Azure Pipelines supports macOS 11 and 12.
GitHub Actions supports macOS 11, 12, and 13 beta.
To be clear, I'm not here to be a scold or a narc. Copyright is overly abused by large corporations. My ability to shed a tear for breaching the copyright of billion dollar corporations is limited. If you want to run macOS inside KVM on your own personal rig, all power to you. I'll cheer you on from the sidelines.
But if you're using this software as part of regular business operations, I'm not going to sit here and pretend that it's morally justifiable. And it's ridiculous to pretend that anyone should have the legal right to Apple's intellectual property without a license — save, apparently, for security researchers.
If Apple is worried about cannibalizing MacBook sales, they could market-segment virtualization to the high priced iPad Pro 1TB model with 16GB RAM, which is also scheduled to receive an exclusive OLED screen alongside M3 in 2024.
Having such a monopoly on a device you purchase really means the legal system needs to take you down a notch.
This is obviously true because the policies in question were substantially in place by 2009, long before anyone could have said "monopoly" in Apple's direction without being drowned in laughter.
We can only hope that alternative app stores on iOS will force Apple to match Google Play's 30% platform fees:
https://techcrunch.com/2021/03/16/google-play-drops-commissi...
[0] https://arstechnica.com/tech-policy/2022/02/apple-shocks-ios...
Besides the income from services within Apple's apps: they could take 30% of an app's purchase price (which is still not justified tbh, the app store can't be _that_ expensive to run), but how do they justify trying to take a percentage of a subscription (like Spotify, Netflix etc) when they have nothing to do with it?
That would be like Apple being able to take a portion of banking fees from me because I have my bank's app installed on my phone (and the bank takes fees), which Apple doesn't do of course because as big as they are, you do not fuck with banks.
15%. Almost everybody pays 15%, not 30%. The only organisations who pay 30% earn over a million dollars a year from things other than long-term subscriptions. That’s a tiny minority.

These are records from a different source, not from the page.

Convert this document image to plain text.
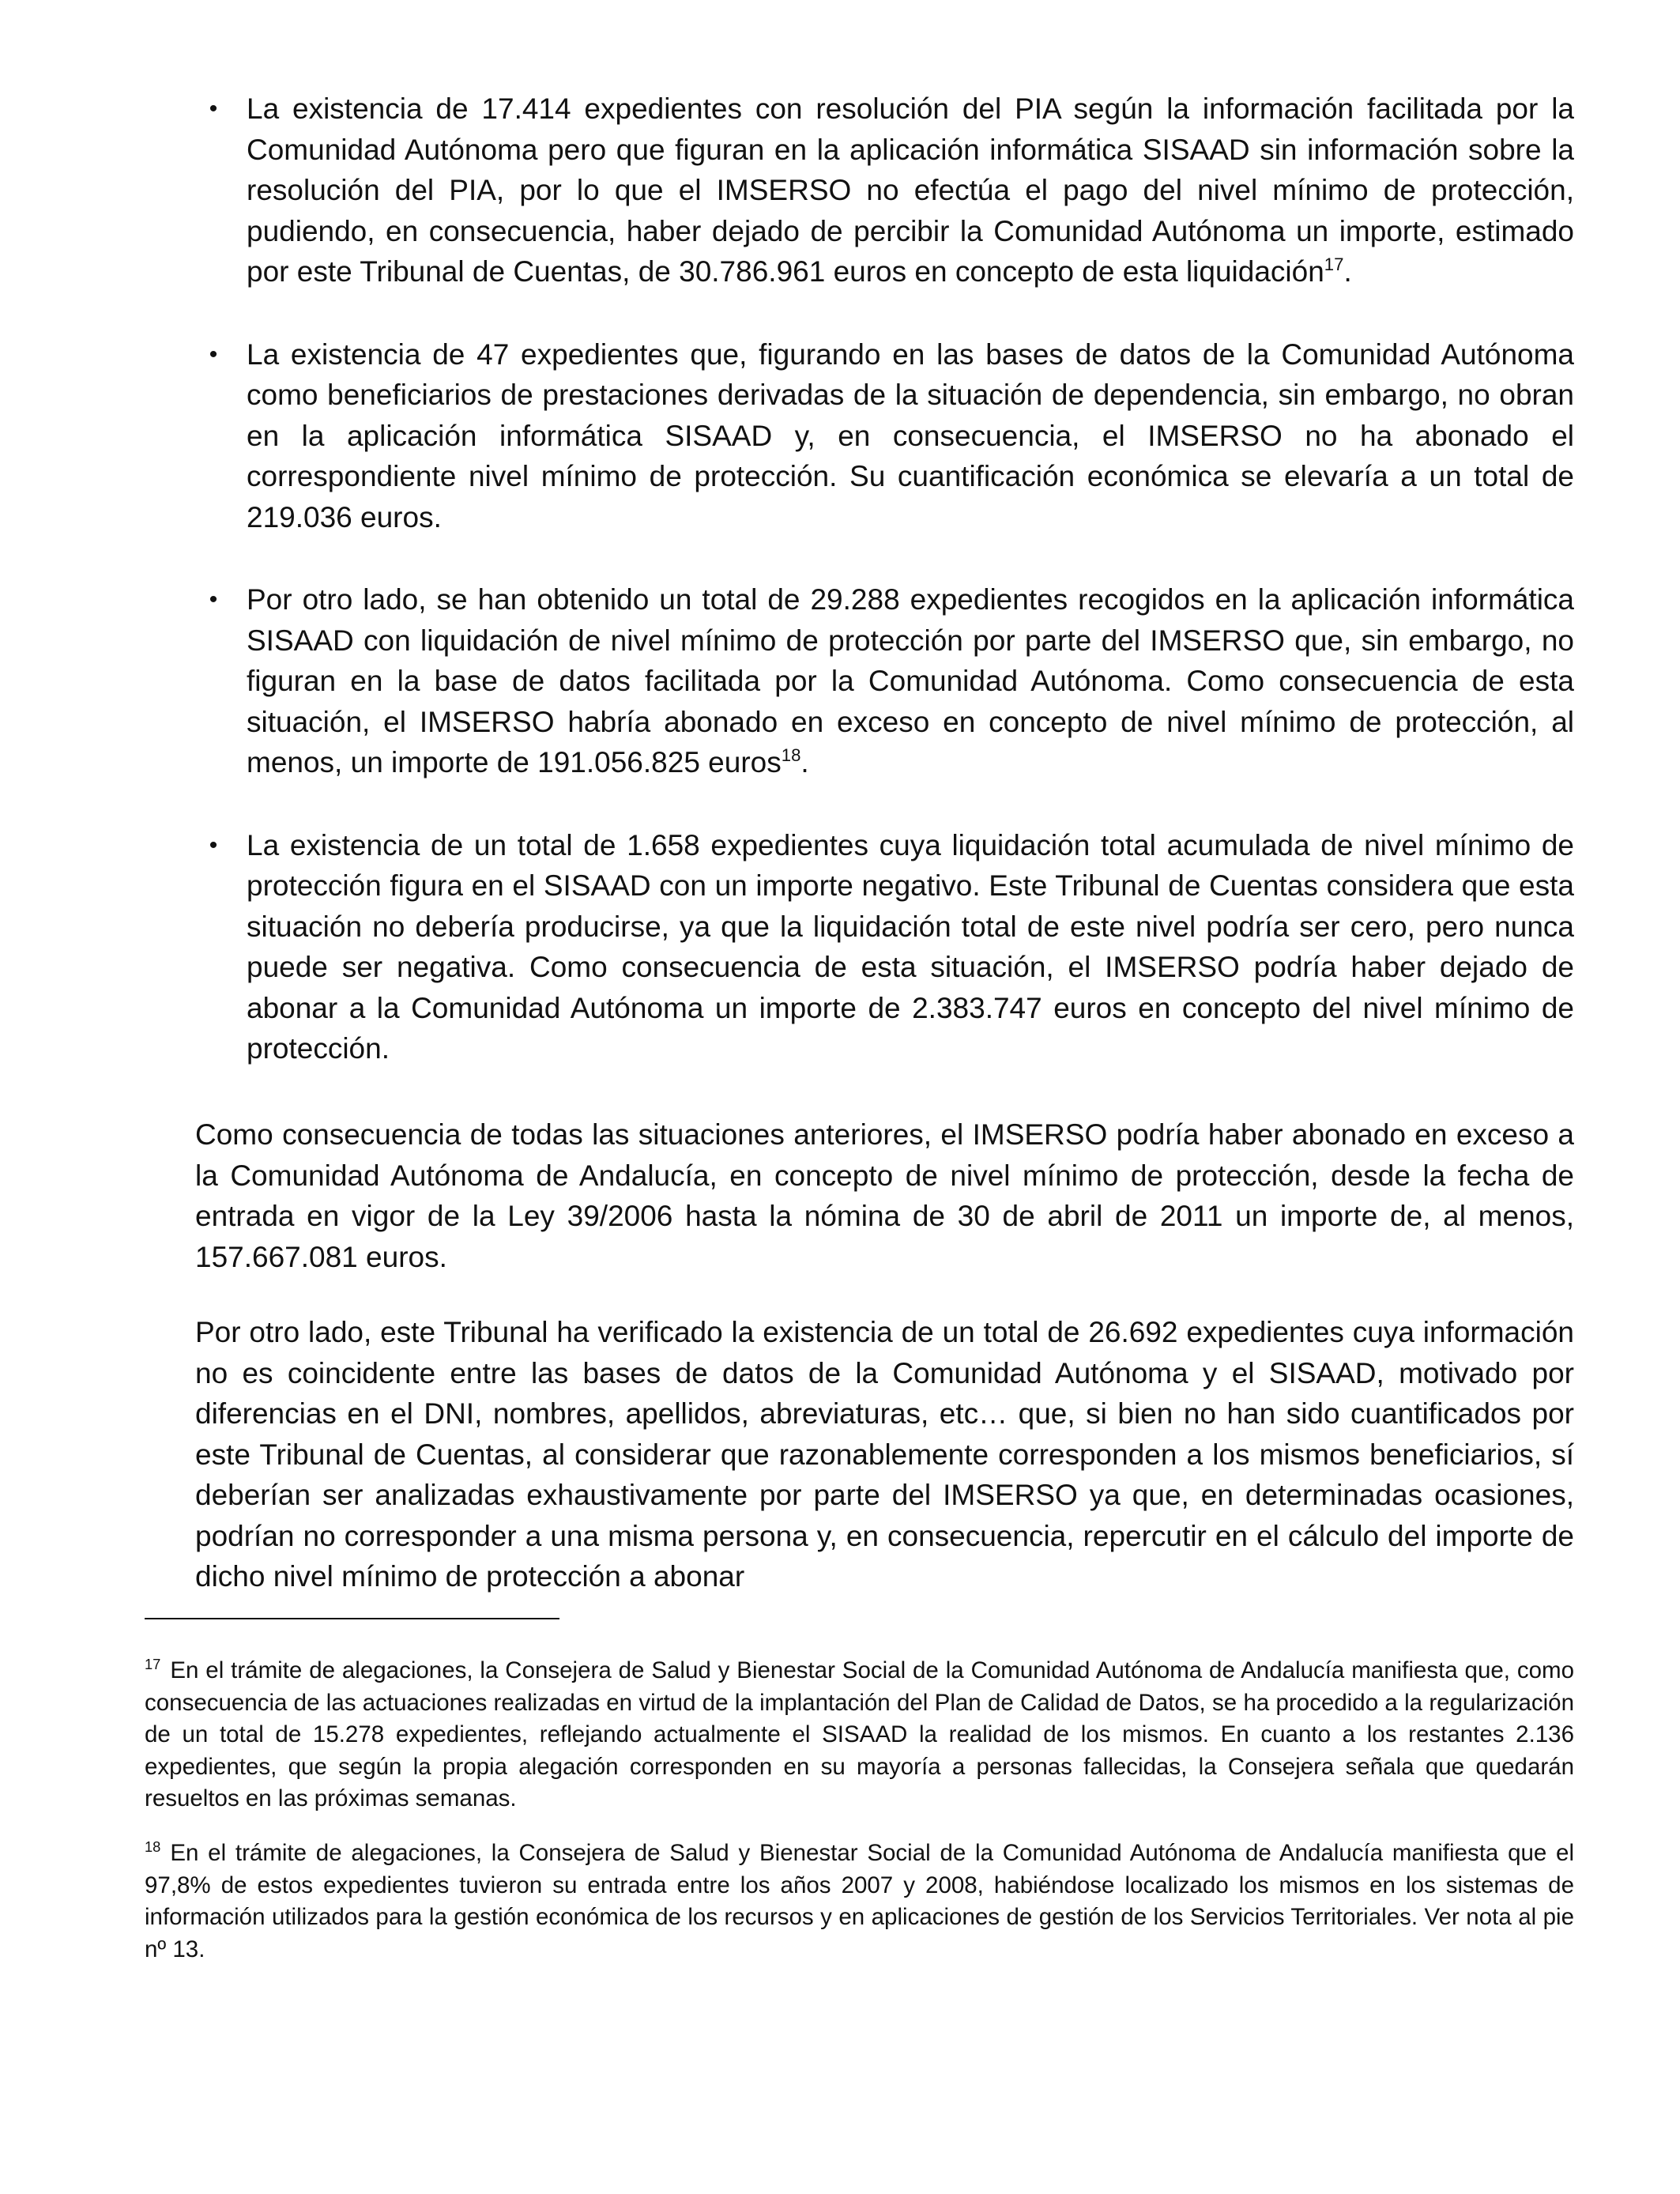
• La existencia de 17.414 expedientes con resolución del PIA según la información facilitada por la Comunidad Autónoma pero que figuran en la aplicación informática SISAAD sin información sobre la resolución del PIA, por lo que el IMSERSO no efectúa el pago del nivel mínimo de protección, pudiendo, en consecuencia, haber dejado de percibir la Comunidad Autónoma un importe, estimado por este Tribunal de Cuentas, de 30.786.961 euros en concepto de esta liquidación$^{17}$.
• La existencia de 47 expedientes que, figurando en las bases de datos de la Comunidad Autónoma como beneficiarios de prestaciones derivadas de la situación de dependencia, sin embargo, no obran en la aplicación informática SISAAD y, en consecuencia, el IMSERSO no ha abonado el correspondiente nivel mínimo de protección. Su cuantificación económica se elevaría a un total de 219.036 euros.
• Por otro lado, se han obtenido un total de 29.288 expedientes recogidos en la aplicación informática SISAAD con liquidación de nivel mínimo de protección por parte del IMSERSO que, sin embargo, no figuran en la base de datos facilitada por la Comunidad Autónoma. Como consecuencia de esta situación, el IMSERSO habría abonado en exceso en concepto de nivel mínimo de protección, al menos, un importe de 191.056.825 euros$^{18}$.
• La existencia de un total de 1.658 expedientes cuya liquidación total acumulada de nivel mínimo de protección figura en el SISAAD con un importe negativo. Este Tribunal de Cuentas considera que esta situación no debería producirse, ya que la liquidación total de este nivel podría ser cero, pero nunca puede ser negativa. Como consecuencia de esta situación, el IMSERSO podría haber dejado de abonar a la Comunidad Autónoma un importe de 2.383.747 euros en concepto del nivel mínimo de protección.

Como consecuencia de todas las situaciones anteriores, el IMSERSO podría haber abonado en exceso a la Comunidad Autónoma de Andalucía, en concepto de nivel mínimo de protección, desde la fecha de entrada en vigor de la Ley 39/2006 hasta la nómina de 30 de abril de 2011 un importe de, al menos, 157.667.081 euros.

Por otro lado, este Tribunal ha verificado la existencia de un total de 26.692 expedientes cuya información no es coincidente entre las bases de datos de la Comunidad Autónoma y el SISAAD, motivado por diferencias en el DNI, nombres, apellidos, abreviaturas, etc… que, si bien no han sido cuantificados por este Tribunal de Cuentas, al considerar que razonablemente corresponden a los mismos beneficiarios, sí deberían ser analizadas exhaustivamente por parte del IMSERSO ya que, en determinadas ocasiones, podrían no corresponder a una misma persona y, en consecuencia, repercutir en el cálculo del importe de dicho nivel mínimo de protección a abonar

$^{17}$ En el trámite de alegaciones, la Consejera de Salud y Bienestar Social de la Comunidad Autónoma de Andalucía manifiesta que, como consecuencia de las actuaciones realizadas en virtud de la implantación del Plan de Calidad de Datos, se ha procedido a la regularización de un total de 15.278 expedientes, reflejando actualmente el SISAAD la realidad de los mismos. En cuanto a los restantes 2.136 expedientes, que según la propia alegación corresponden en su mayoría a personas fallecidas, la Consejera señala que quedarán resueltos en las próximas semanas.

$^{18}$ En el trámite de alegaciones, la Consejera de Salud y Bienestar Social de la Comunidad Autónoma de Andalucía manifiesta que el 97,8% de estos expedientes tuvieron su entrada entre los años 2007 y 2008, habiéndose localizado los mismos en los sistemas de información utilizados para la gestión económica de los recursos y en aplicaciones de gestión de los Servicios Territoriales. Ver nota al pie nº 13.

I'd have to sympathy for the phone platforms, but it would have destroyed the console market overnight. No way consoles work if every penny of customer lifetime value has to be in the up-front sale price.
Maybe the Bloomberg Law article is a bit clearer ["Apple Fails to Fully Reboot iOS Simulator Copyright Case"](https://news.bloomberglaw.com/ip-law/apple-fails-to-revive-c...)
https://news.bloomberglaw.com/ip-law/apple-fails-to-revive-c...
> Apple Fails to Fully Reboot iOS Simulator Copyright Case (1)
> Apple Inc. failed to fully revive a long-running copyright lawsuit against cybersecurity firm Corellium Inc. over its software that simulates the iPhone’s iOS operating systems, letting security researchers identify flaws in the software. > The US Court of Appeals for the Eleventh Circuit on Monday ruled that Corellium’s CORSEC simulator is protected by copyright law’s fair use doctrine, which allows the duplication of copyrighted work under certain circumstances. > CORSEC “furthers scientific progress by allowing security research into important operating systems,” a three-judge panel for the appeals court said, adding that iOS “is functional operating software that falls outside copyright’s core.”
I think thats a fair decision, always found macs looking nice, but dislike many of the apps. Windows and ms suite on mac is on my bucket list now.